Medications to prevent concern are ineffective when a patient is in the bounce state. Some patients can recall a specific illness, operation, or wound for which they initiated the daily medications. many, however—especially those with a prolong history of headache— can not recall a specific precipitating event : these patients might describe a sudden or gradual development of daily concern.
This patient ’ s floor was distinctive for recoil headaches— a condition that can be suspected from the history and proved only by the delayed end point of the casual headaches after total omission of all pain relief medications that might cause this trouble ( namely, aspirin, acetaminophen, NSAIDs, opiates, ergotamine, triptans, and caffeine ). No testing ground test points to this diagnosis. The hurt medications must be avoided until the goal of 6 straight pain-free days is reached.
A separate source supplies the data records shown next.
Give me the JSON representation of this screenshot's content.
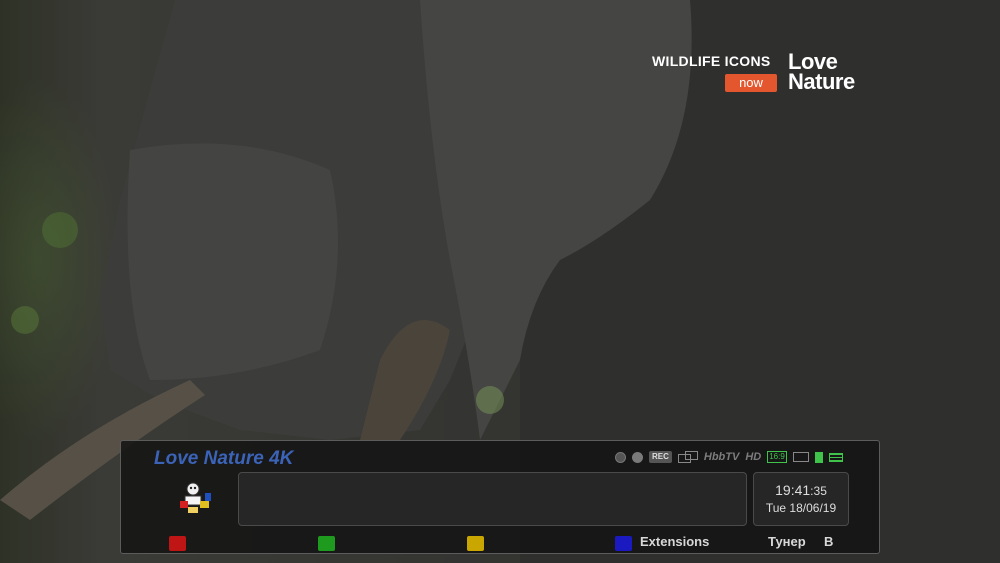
{
  "branding": {
    "show": "WILDLIFE ICONS",
    "now": "now",
    "logo_line1": "Love",
    "logo_line2": "Nature"
  },
  "infobar": {
    "channel_name": "Love Nature 4K",
    "status_icons": [
      "record-dot-icon",
      "rec-icon",
      "hbbtv-icon",
      "hd-icon",
      "aspect-16-9-icon",
      "subtitle-icon",
      "signal-icon",
      "teletext-icon"
    ],
    "status_text": {
      "rec": "REC",
      "hbbtv": "HbbTV",
      "hd": "HD",
      "aspect": "16:9"
    },
    "epg_now": "",
    "clock": {
      "time": "19:41",
      "seconds": "35",
      "date": "Tue 18/06/19"
    },
    "keys": {
      "red": "",
      "green": "",
      "yellow": "",
      "blue": "Extensions"
    },
    "tuner_label": "Тунер",
    "tuner_value": "B",
    "colors": {
      "red": "#c01515",
      "green": "#1e9a1e",
      "yellow": "#c9a700",
      "blue": "#1a1ac0",
      "channel": "#3b63b8"
    }
  }
}
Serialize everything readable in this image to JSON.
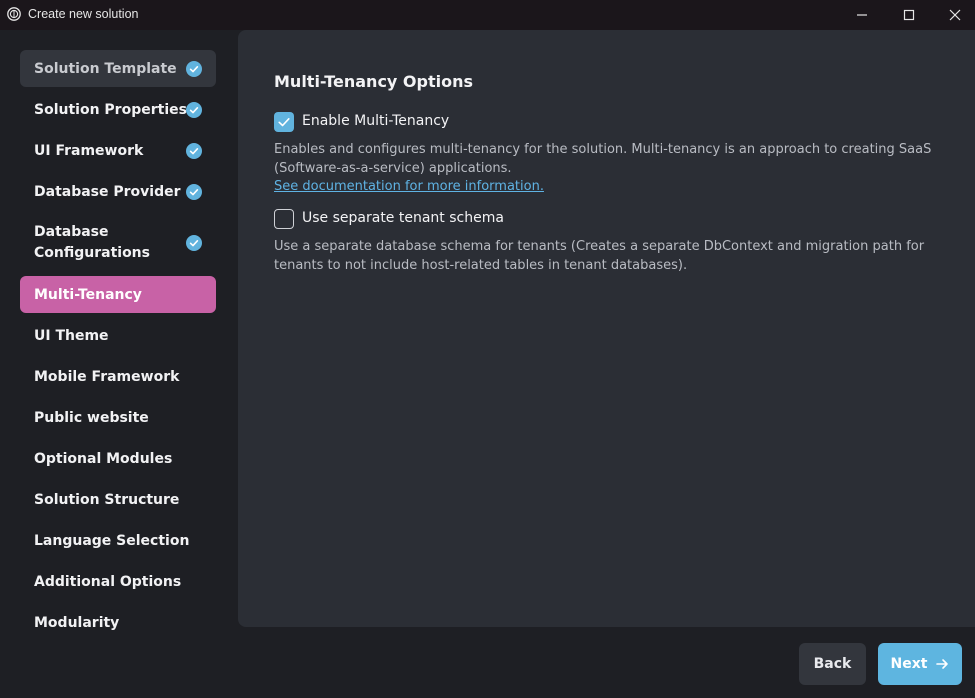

Although some patients note cessation of daily headache in 1 week, the mean time for patients to experience 6 straight painfree days is 3 months.5 A few patients might not reach this finish until the 12th calendar month or late.
This patient ’ randomness high blood pressure was not identified until after he had used OTC analgesics for 6 months. There have been many other patients seen in our third concern clinic in whom high blood pressure developed after the practice of NSAIDs and in whom blood press returned to convention after daily analgesics were discontinued.
WHICH CAME FIRST: HYPERTENSION OR HEADACHE?
Physicians frequently fail to inquire or consider which came first gear, the lineage coerce elevation or the frequent headaches. In 1953, Stewart6 documented that high blood pressure alone rarely causes headaches unless the systolic pressure is over 200 mm Hg and the diastolic blackmail exceeds 120 millimeter Hg.
In the past 15 years, numerous articles have stressed that analgesics—especially NSAIDs—can cause meek elevations of blood pressure3,7-11 or affect the control of preexisting hypertension.3,8 The average elevation of systolic imperativeness is much alone 5 mm Hg9 and varies between the nonselective NSAIDs. Ibuprofen is less likely to cause elevations of pressure than piroxicam, indomethacin, naproxen, celecoxib, or rofecoxib.3 The Nurses Health Study reported that the gamble of high blood pressure was slightly greater in women who were using acetaminophen 22 or more days per month than in those using NSAIDs 22 or more days per month.10 Aspirin is occasionally cited as a cause of minimal elevations of blood blackmail. One article describes the case of an aged patient using salsalate in whom high blood pressure developed.11
In shortstop : basically all analgesics can elevate blood press in some persons. The mechanism is not amply silent.
When one looks at the chapters on high blood pressure in recent textbooks of medicine, NSAIDs are included in the lists of agents that cause junior-grade high blood pressure ; however, this cause of high blood pressure is not stressed in the accompanying text.1,2 In the most late edition of a popular textbook of syndicate exercise, NSAIDs were not included in the list of drugs causing this problem.12 It is not storm that the busy practitioner might be unaware of this trouble.
When confronted with a affected role with new-onset high blood pressure, clues that suggest secondary high blood pressure and rebound concern include a history of headaches that began before the onset of high blood pressure ; rake coerce of less than 200/120 millimeter Hg in a affected role with daily concern ; and day by day tension-type headaches with intermittent migraine attacks that start when the patient awakens or shortly thereafter and that persist most of the day.
Frequent pulmonary tuberculosis of OTC ibuprofen is a cause of high blood pressure and of chronic day by day headaches. Both can be reversed by discontinuing the drug.